My food arrived and Russell was busy with other customers. I started a conversation with Kathy, who was the wife of the owner and ruled the roost at the Henhouse Grill.

“How did you end up out here in the desert?”

“You have to be unusual to survive out here,” she told me, “and we all have our own stories. Some people are here because they're hiding from whatever or whoever is chasing them. Some of us actually enjoy this place. I worked for many years in Lake Tahoe, and the stresses of an upper management job drove me out here.”

Another character joined me at the counter. Kathy introduced me to Sleeping Bag Bill, a nephew of the owner of Middlegate Station. His uncle had given him room and board in exchange for work when Bill had been laid off at the local cat litter mine. Several miles out in the desert, an operation was mining zeolite, the active ingredient in cat litter.

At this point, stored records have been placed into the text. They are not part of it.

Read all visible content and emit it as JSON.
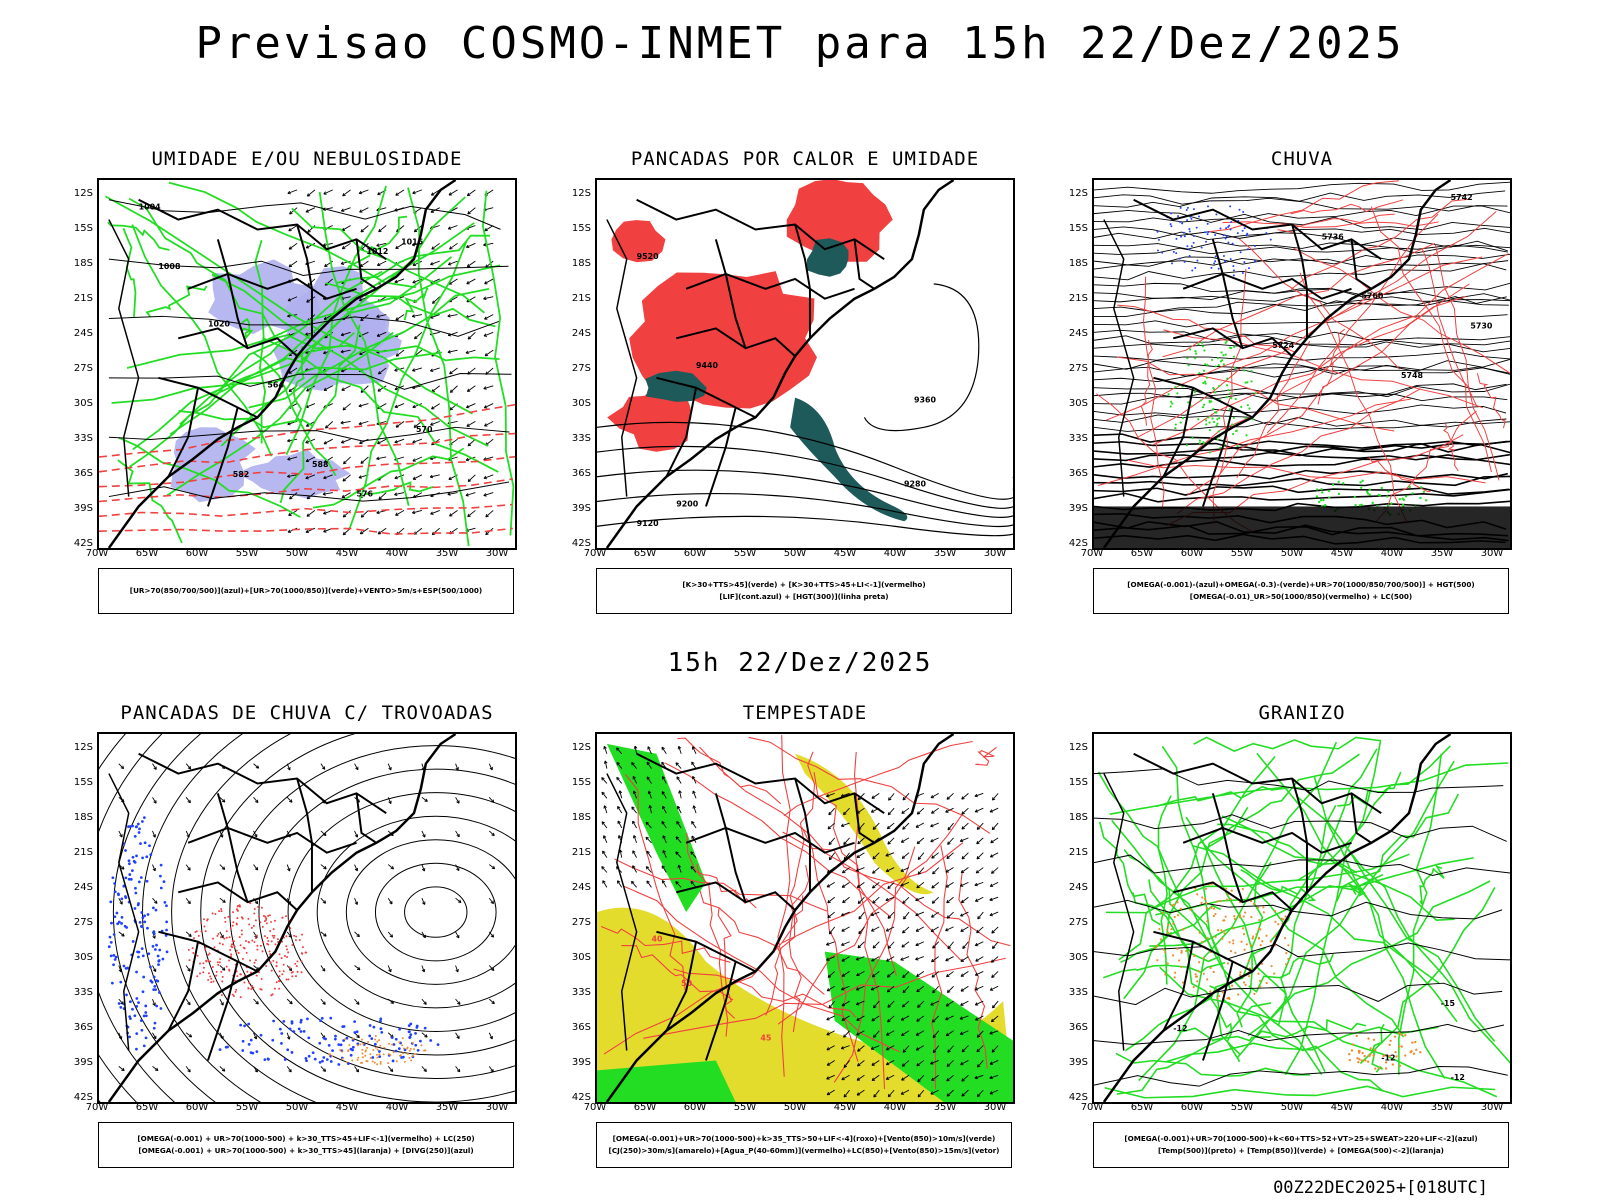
{
  "header": {
    "title": "Previsao COSMO-INMET  para 15h 22/Dez/2025"
  },
  "mid_title": "15h 22/Dez/2025",
  "footer_timestamp": "00Z22DEC2025+[018UTC]",
  "axes": {
    "lat_labels": [
      "12S",
      "15S",
      "18S",
      "21S",
      "24S",
      "27S",
      "30S",
      "33S",
      "36S",
      "39S",
      "42S"
    ],
    "lon_labels": [
      "70W",
      "65W",
      "60W",
      "55W",
      "50W",
      "45W",
      "40W",
      "35W",
      "30W"
    ]
  },
  "panels": [
    {
      "id": "umidade",
      "title": "UMIDADE E/OU NEBULOSIDADE",
      "legend": [
        "[UR>70(850/700/500)](azul)+[UR>70(1000/850)](verde)+VENTO>5m/s+ESP(500/1000)"
      ],
      "contour_labels": [
        "1004",
        "1008",
        "1012",
        "1016",
        "1020",
        "564",
        "570",
        "576",
        "582",
        "588"
      ]
    },
    {
      "id": "pancadas-calor",
      "title": "PANCADAS POR CALOR E UMIDADE",
      "legend": [
        "[K>30+TTS>45](verde) + [K>30+TTS>45+LI<-1](vermelho)",
        "[LIF](cont.azul) + [HGT(300)](linha preta)"
      ],
      "contour_labels": [
        "9520",
        "9440",
        "9360",
        "9280",
        "9200",
        "9120"
      ]
    },
    {
      "id": "chuva",
      "title": "CHUVA",
      "legend": [
        "[OMEGA(-0.001)-(azul)+OMEGA(-0.3)-(verde)+UR>70(1000/850/700/500)] + HGT(500)",
        "[OMEGA(-0.01)_UR>50(1000/850)(vermelho) + LC(500)"
      ],
      "contour_labels": [
        "5742",
        "5736",
        "5730",
        "5748",
        "5724",
        "5760"
      ]
    },
    {
      "id": "trovoadas",
      "title": "PANCADAS DE CHUVA C/ TROVOADAS",
      "legend": [
        "[OMEGA(-0.001) + UR>70(1000-500) + k>30_TTS>45+LIF<-1](vermelho) + LC(250)",
        "[OMEGA(-0.001) + UR>70(1000-500) + k>30_TTS>45](laranja) + [DIVG(250)](azul)"
      ],
      "contour_labels": []
    },
    {
      "id": "tempestade",
      "title": "TEMPESTADE",
      "legend": [
        "[OMEGA(-0.001)+UR>70(1000-500)+k>35_TTS>50+LIF<-4](roxo)+[Vento(850)>10m/s](verde)",
        "[CJ(250)>30m/s](amarelo)+[Agua_P(40-60mm)](vermelho)+LC(850)+[Vento(850)>15m/s](vetor)"
      ],
      "contour_labels": [
        "40",
        "45",
        "50"
      ]
    },
    {
      "id": "granizo",
      "title": "GRANIZO",
      "legend": [
        "[OMEGA(-0.001)+UR>70(1000-500)+k<60+TTS>52+VT>25+SWEAT>220+LIF<-2](azul)",
        "[Temp(500)](preto) + [Temp(850)](verde) + [OMEGA(500)<-2](laranja)"
      ],
      "contour_labels": [
        "-12",
        "-15",
        "-12",
        "-12"
      ]
    }
  ],
  "colors": {
    "red": "#f04040",
    "green": "#22dd22",
    "lavender": "#b0b0ee",
    "teal": "#1f5a5a",
    "yellow": "#e4dc2c",
    "orange": "#f08c30",
    "blue": "#2040ff"
  }
}
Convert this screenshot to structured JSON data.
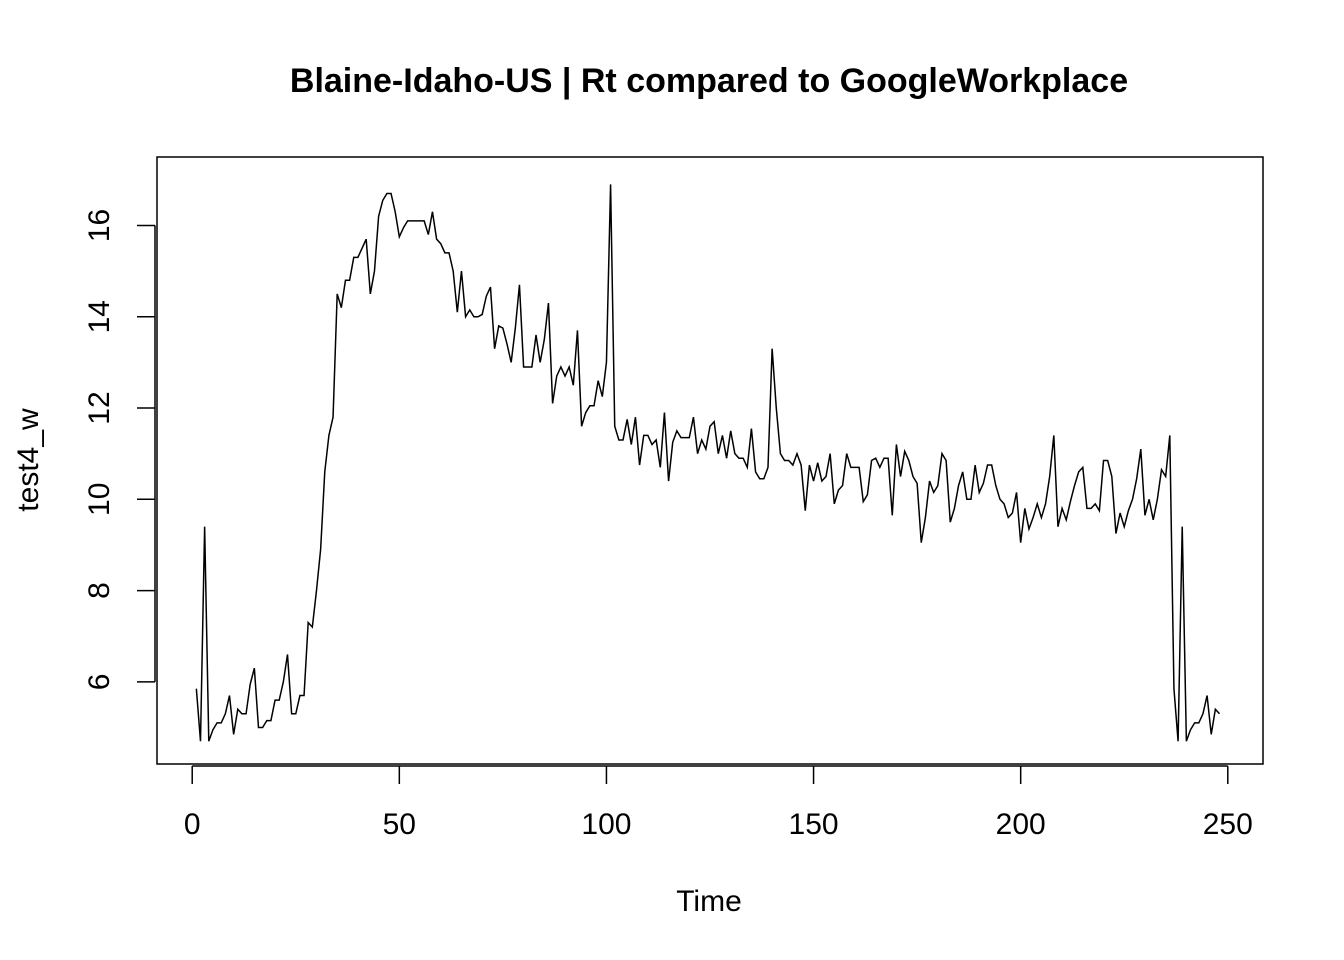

But Bill had a drinking problem and a penchant for doing crazy things. Parked out in front of the building was an R100RT BMW motorcycle. This was Bill's ride. The bike had no windshield, and so he'd placed a sleeping bag between his handlebars to divert the wind. The sleeping bag was also convenient for those times he had imbibed too much and was not able to find his way home. Thus, his nickname.

In front of Middlegate Station was a long stretch of road where Bill liked to show off by riding down the road while standing on his seat and pretending to be surfing. After too much alcohol, he did this foolish trick without the benefit of clothing. That was too much even for Middlegate standards, and his cycle had been grounded.

Several other folks now joined us at the counter. Their introductions included the information that they were riding bicycles coast to coast, on a trip called Bike for Peace. That sounded familiar. While I was slowly climbing Carson Pass, the biking professor I'd met had told me about these cyclists.

“Are you the group Cynthia McKinney is riding with?” I inquired.

It was indeed the same group, and we discussed their plans for crossing Nevada. They had six riders and a support vehicle. Their plan was to cross the desert by riding in the cool of night instead
of the heat of day. The vehicle would follow them, carrying extra water and food.